Development of the High Alert Drug Management System in the Hospital for Tropical Diseases
Keywords:
High alert drug management system, Medication errors, Drug informationAbstract
In a hospital, both pharmacists and nurses are mainly responsible for medications as prescribed by the physicians to the patients. Their skills and knowledge on medication administrations are crucial and needed to ensure that the patients will receive the appropriate, correct and safe medications. However, medication errors, although may rarely occur, may lead to inappropriate and undesirable consequences. The medication errors, which are preventable, are one of the important patient safety problems. The errors can happen at every stage of the medications including prescription, transcription, preparation, dispensing, administrating and/or monitoring of the patients. Many factors are involved in the medication errors.
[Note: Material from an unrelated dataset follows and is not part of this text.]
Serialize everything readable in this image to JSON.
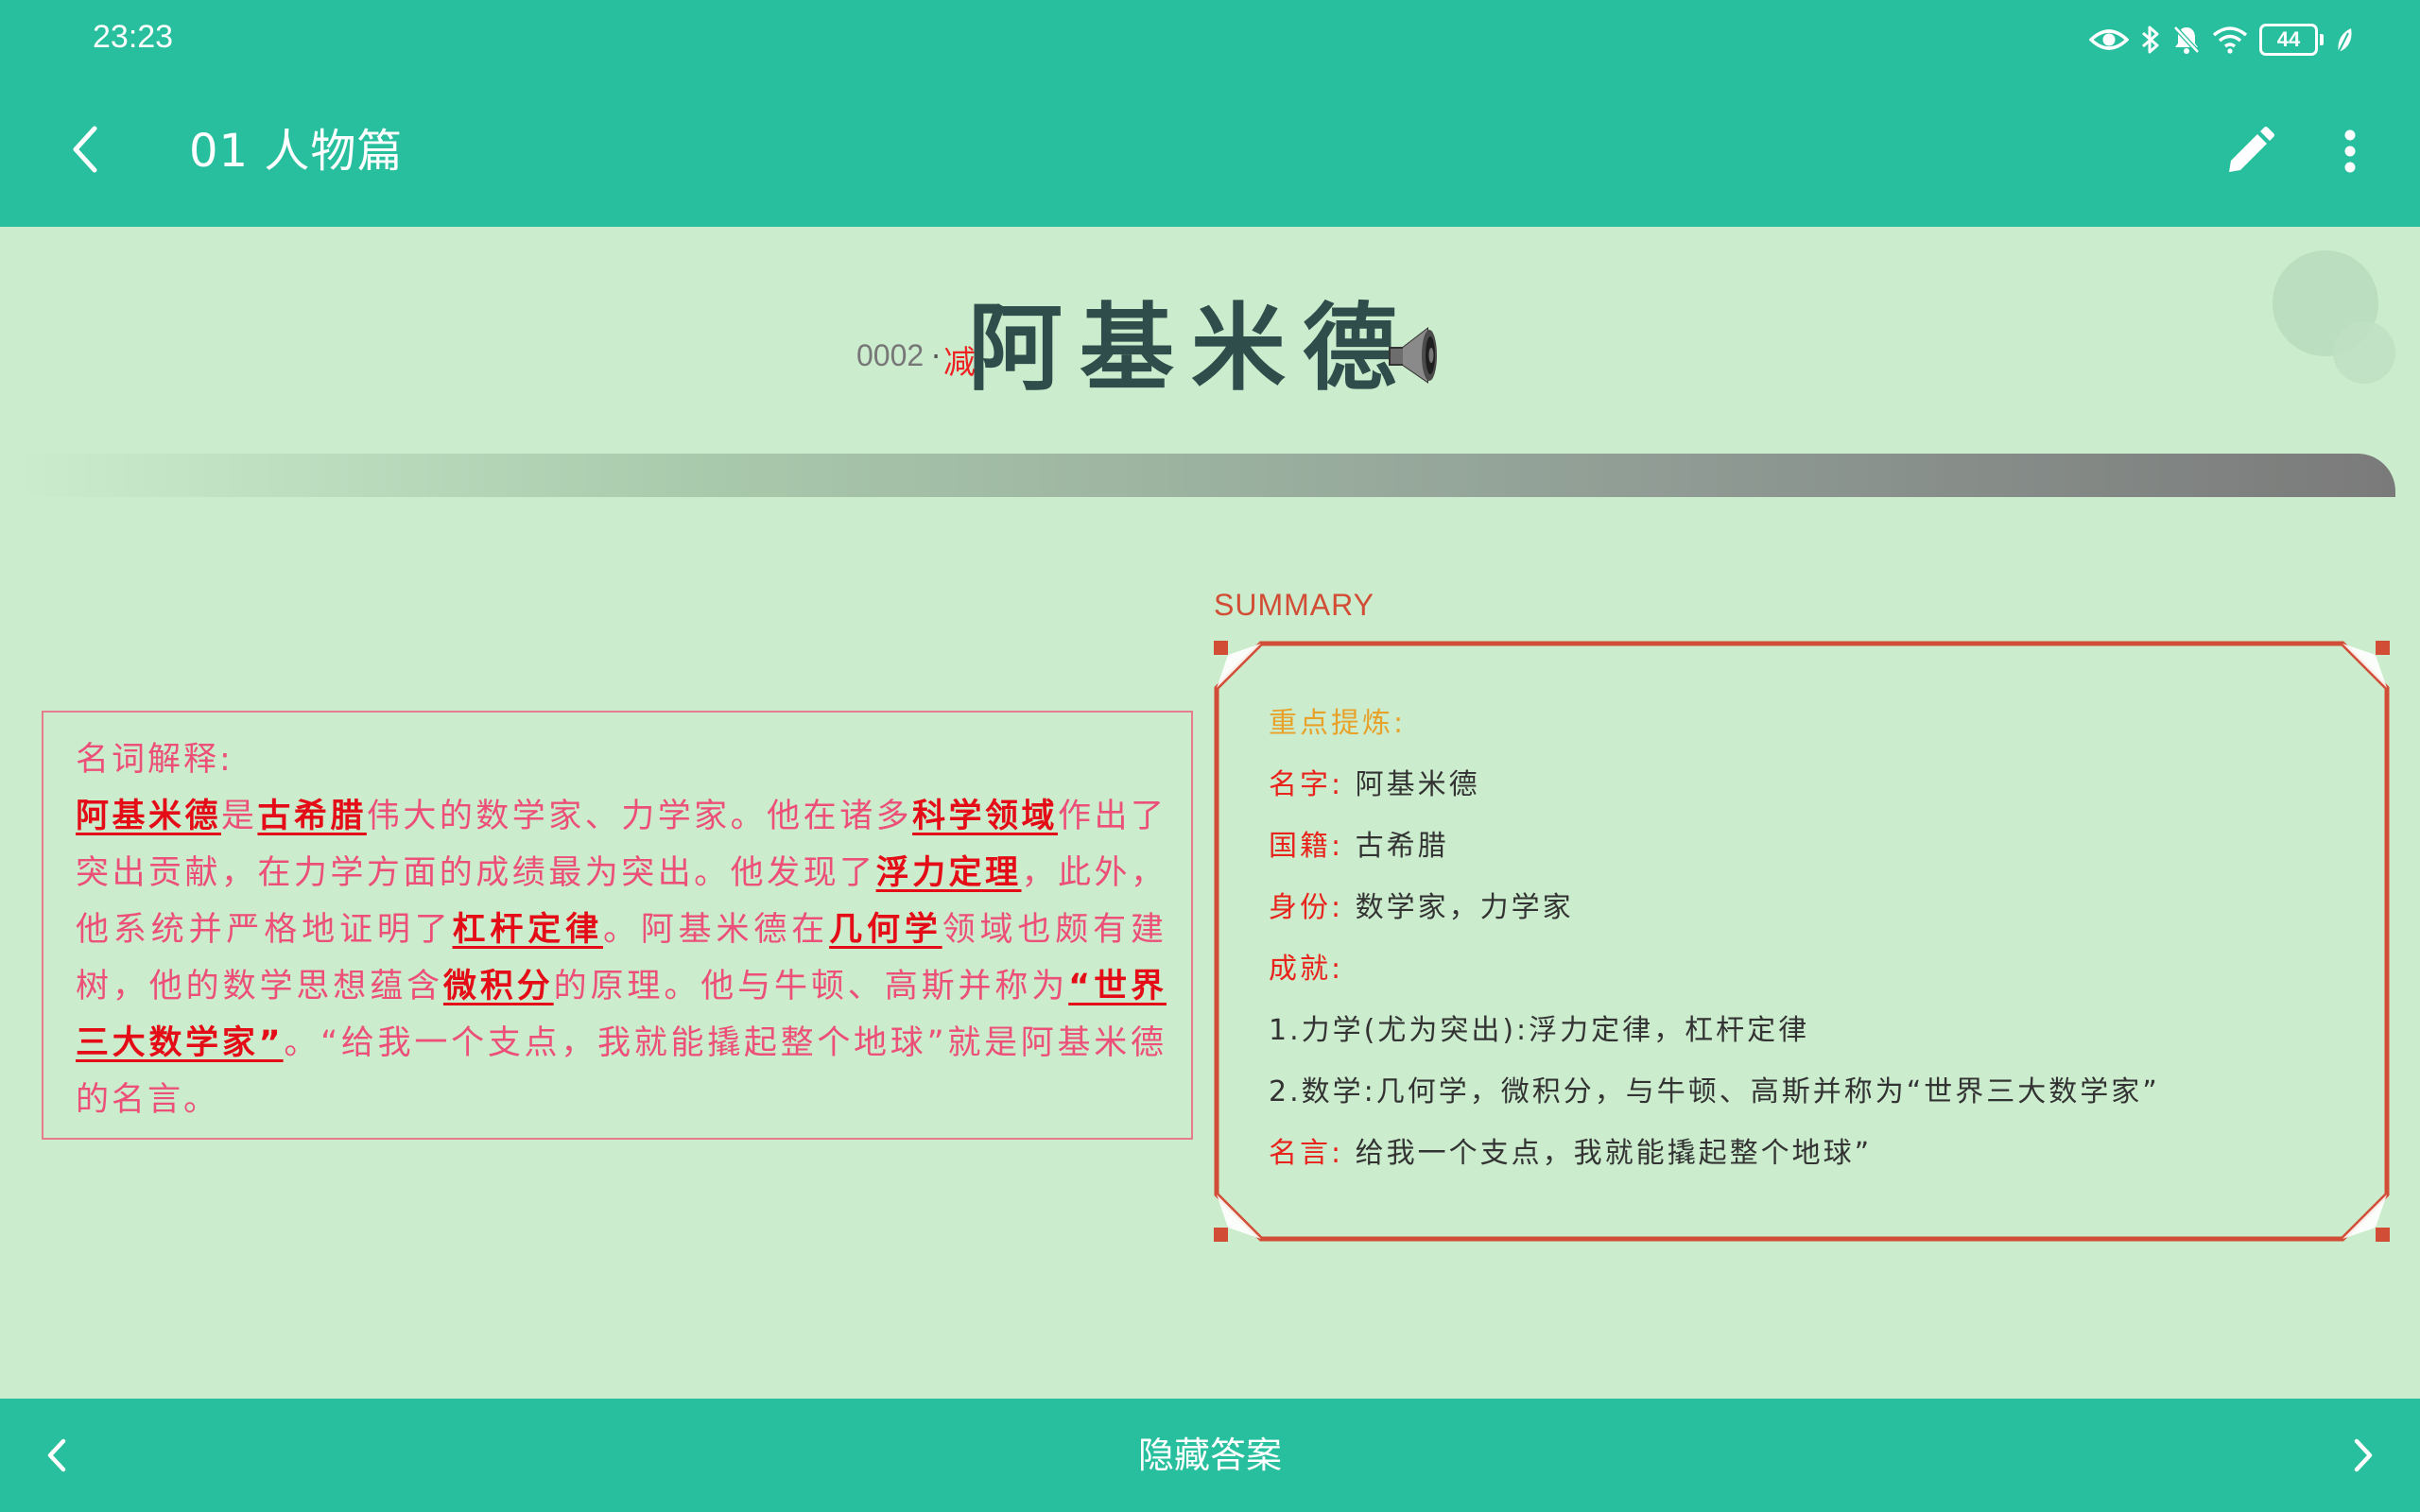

For examples, a weak medication system, the poor work conditions such as heavy workload of the personnel and the human factors such as fatigue or lack of medication knowledge. While any inappropriate medications can potentially cause harm to the patients, the errors involving the administrations of a group of selected drugs, so called the high-alert drugs (HAD), are frequently associated with the risks and the serious injuries of the patients. Even a minimal HAD mismanagement may cause the patient to have the serious adverse drug reactions. Additionally, HAD are most often prescribed to inpatients who are already predisposed to the severe illnesses. Therefore, the hospital policy and guidelines for health personnel in the administrations of HAD to the patients needed to be clear and precise.
The Hospital for Tropical Diseases, Faculty of Tropical Medicine, is a 250-bed hospital with specialty in tropical and general medicine. Medication errors occurred in the hospital were rare but had the increasing tendency. Objectives of this study: 1) review on HAD and incidences of medical errors in the hospital; 2) develop the management system for drug monitoring and prevention of the medication errors; and 3) compare the incidences of the medical errors before and after the management system development. Methods: This research is a retrospective study involving collection of HAD usage data from the Hospital Information System installed in a personal computer and medication incidence reports from the cloud system of the hospital between October 1, 2018-September 30, 2020, before development of the drug management system and between October 1, 2020-September 30, 2022, after the development of the drug management system. The medication errors reported between the two periods were then compared. Results: There were 13 HAD items and 3 medication errors with one severe case of the patient reported during the first period. The drug management system involving HAD usage manual, HAD monitoring record form after drug administration and methods for accessing the HAD administration information were developed and implemented during the second period. It was found that 2 medical errors occurred but no severe case of the patient after the drug management system implementation. Conclusion: the HAD management system developed enables the medication administrators an easier and faster access to the HAD information than the previous system. The standard guidelines for HAD administration and monitoring system developed increase the patient safety and would reduce the incidence of medication errors in the future.